技術によるイノベーションを成し遂げた8代目

 具体的に8代目のマークIIがイノベーションしたポイントは“先進性”だった。エンジンから安全性に至るまで、トヨタの最新技術で構成し世界トップクラスの完成度を実現する。

 スタイリングは、技術の先進性とは裏腹にマークIIらしさを強調する。ボディタイプはサッシュレスドアを採用したピラードハードトップ。横長形状のヘッドランプとエンターグリル、上品なボディカラーなどで伝統を表現した。ボディサイズは4760×1755×1400mmの堂々たる3ナンバーサイズ。旧型よりひと回り大型化され伸びやかな印象を増した。
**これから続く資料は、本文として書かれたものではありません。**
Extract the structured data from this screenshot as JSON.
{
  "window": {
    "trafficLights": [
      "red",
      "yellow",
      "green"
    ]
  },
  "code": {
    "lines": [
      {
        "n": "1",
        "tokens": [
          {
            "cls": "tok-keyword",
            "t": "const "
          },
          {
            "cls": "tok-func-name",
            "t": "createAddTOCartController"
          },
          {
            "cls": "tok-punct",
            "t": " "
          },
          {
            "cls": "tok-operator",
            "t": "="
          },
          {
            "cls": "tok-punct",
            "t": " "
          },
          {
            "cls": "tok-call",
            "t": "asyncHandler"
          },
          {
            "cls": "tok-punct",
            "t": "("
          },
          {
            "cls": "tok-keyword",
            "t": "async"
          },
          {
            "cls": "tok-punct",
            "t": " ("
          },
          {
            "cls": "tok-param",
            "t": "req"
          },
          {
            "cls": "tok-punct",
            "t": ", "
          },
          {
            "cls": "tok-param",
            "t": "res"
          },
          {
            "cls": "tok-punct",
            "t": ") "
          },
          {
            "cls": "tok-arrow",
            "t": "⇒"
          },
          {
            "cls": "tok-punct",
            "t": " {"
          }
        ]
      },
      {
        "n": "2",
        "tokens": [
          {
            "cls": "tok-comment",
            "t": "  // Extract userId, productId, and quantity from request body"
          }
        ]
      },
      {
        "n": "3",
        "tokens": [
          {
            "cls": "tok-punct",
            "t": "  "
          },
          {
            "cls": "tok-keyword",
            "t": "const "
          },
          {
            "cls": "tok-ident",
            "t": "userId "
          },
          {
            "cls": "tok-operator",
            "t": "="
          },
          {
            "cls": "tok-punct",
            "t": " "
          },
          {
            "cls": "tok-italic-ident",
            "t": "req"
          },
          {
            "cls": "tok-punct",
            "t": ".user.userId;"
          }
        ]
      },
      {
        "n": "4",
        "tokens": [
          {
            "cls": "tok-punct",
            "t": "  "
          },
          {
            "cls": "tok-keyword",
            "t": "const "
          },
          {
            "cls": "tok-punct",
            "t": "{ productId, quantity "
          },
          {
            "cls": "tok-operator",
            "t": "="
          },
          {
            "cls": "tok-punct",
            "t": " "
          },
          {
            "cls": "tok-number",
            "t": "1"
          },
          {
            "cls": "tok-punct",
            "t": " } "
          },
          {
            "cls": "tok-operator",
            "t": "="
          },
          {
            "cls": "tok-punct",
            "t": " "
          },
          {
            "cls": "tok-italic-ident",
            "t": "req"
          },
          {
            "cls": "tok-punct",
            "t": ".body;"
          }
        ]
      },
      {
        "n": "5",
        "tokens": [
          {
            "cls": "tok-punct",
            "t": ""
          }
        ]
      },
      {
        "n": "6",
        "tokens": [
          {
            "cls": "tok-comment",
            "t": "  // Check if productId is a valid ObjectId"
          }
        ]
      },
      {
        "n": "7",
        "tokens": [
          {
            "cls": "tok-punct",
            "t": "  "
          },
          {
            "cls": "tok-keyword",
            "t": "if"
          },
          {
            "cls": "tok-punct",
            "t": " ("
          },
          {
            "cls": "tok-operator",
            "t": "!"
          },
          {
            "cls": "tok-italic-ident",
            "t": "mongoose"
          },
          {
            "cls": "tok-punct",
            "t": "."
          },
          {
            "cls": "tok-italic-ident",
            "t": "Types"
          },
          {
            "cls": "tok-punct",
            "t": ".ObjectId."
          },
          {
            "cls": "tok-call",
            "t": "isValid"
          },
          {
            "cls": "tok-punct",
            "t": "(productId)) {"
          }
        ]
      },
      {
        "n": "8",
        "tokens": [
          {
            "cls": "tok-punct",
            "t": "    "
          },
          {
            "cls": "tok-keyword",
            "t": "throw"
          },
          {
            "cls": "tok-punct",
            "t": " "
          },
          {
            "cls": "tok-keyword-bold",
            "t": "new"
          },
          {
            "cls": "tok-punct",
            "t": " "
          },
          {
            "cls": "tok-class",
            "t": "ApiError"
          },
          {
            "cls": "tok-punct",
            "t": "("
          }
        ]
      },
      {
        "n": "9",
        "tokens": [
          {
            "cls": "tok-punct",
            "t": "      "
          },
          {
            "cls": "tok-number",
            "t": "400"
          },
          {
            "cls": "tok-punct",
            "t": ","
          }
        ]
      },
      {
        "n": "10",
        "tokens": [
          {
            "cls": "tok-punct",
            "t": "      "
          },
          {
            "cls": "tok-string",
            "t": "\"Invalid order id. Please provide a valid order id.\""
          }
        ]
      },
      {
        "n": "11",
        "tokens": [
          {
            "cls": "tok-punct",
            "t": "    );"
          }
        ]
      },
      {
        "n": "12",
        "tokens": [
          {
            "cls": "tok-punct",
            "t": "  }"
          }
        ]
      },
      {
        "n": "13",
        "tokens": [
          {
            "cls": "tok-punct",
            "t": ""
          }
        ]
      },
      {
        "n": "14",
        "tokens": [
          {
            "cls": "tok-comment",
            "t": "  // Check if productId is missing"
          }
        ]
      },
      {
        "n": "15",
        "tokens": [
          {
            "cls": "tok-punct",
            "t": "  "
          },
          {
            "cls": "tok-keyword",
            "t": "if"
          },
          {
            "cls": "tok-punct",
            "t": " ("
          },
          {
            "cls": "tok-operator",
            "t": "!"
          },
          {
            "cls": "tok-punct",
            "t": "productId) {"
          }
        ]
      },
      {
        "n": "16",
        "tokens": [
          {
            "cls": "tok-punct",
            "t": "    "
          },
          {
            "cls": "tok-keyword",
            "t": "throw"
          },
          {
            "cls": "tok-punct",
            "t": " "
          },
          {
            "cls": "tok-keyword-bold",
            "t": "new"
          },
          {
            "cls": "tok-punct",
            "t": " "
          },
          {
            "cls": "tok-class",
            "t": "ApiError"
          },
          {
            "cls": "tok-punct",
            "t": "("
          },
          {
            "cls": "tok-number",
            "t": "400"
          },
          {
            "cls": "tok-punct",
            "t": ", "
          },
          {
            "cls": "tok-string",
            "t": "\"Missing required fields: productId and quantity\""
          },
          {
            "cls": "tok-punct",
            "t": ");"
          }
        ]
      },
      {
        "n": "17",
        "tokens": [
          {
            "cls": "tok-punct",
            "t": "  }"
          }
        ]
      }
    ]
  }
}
 エンジンは5種類。このうち先進イメージを鮮明にしたのは、2997ccの2JZ-GE型(220ps)と2491CCの1JZ-GE型(200ps)、そしてそのツインターボ版となる1JZ-GTE型(280ps)の上級3ユニットだった。3種のエンジンは、エンジン回転数やアクセル開度に応じて、吸気バルブの開閉時間を最適に制御するVVT-i(連続可変バルブタイミング機構)を標準装備。エンジンのトルクを大幅に向上させると同時に、燃費の改善と排出ガスのクリーン化を実現していた。

走りと安全は世界トップの高水準

 フットワーク面では、最上級グレードにVSC機構を標準装備した。VSCとは、前後輪がグリップの限界を超えそうになるとセンサーが自動的に感知し、エンジンパワーとブレーキ制御を行うことで横滑りを抑制する先進システムである。ちなみにブレーキは全車ABS機構付きとなり、前後ダブルウィッシュボーン式の足回りも基本的なグリップ能力を高めることで、走りのベース性能を大幅に引き上げていた。

 この他、世界トップレベルの衝突安全性を実現したGOA(衝撃吸収ボディ&高強度キャビン)や、運転席と助手席用に加えてサイド用も標準とした4エアバッグを全車に採用。安全性も新次元に引き上げた。
 各部の先進技術と、伝統の快適性、静粛性を大幅に引き上げた8代目マークIIは、ドライブすると魅力が実感できる高い完成度の持ち主だった。しかし“イノベーション”を掲げた割には、見た目の印象がキープコンセプトと言えた。すでにマークIIのオーナーにはアピールしたが、残念ながらセダン復権の起爆剤にはならなかった。

8代目はマークII初のFFモデルが登場

 8代目マークIIの基本駆動レイアウトは、後輪駆動のFRと、FRベースの4WDがメイン。しかし8代目に1997年4月に加わった“クオリス”のサブネームを名乗るワゴンは、マークII初のエンジン横置きFFレイアウトと、FFベースの4WDという駆動方式の持ち主だった。

 マークIIクオリスは、カムリのワゴン版であるカムリ・グラシアの兄弟車。合理的なFFパッケージングの採用で広い室内空間とラゲッジスペースを誇っていたものの、4ドアハードトップとは100%別系統のクルマだった。パワーユニットは2163ccの直4DOHC(140ps)と、2496ccのV6DOHC(200ps)、2994ccのV6DOHC(210ps)の3本立て。クオリスはハードトップ版と共通イメージのフロントマスクでマークIIらしさを主張したが、熱心なマークIIユーザーからは受け入れられなかったらしい。FFベースのクオリスは1代で終了。次世代のワゴン“ブリット”は、9代目マークIIベースのモデルとなった。ちなみにクオリスの設定は、マークIIをめぐる市場環境の変化を象徴するものといえた。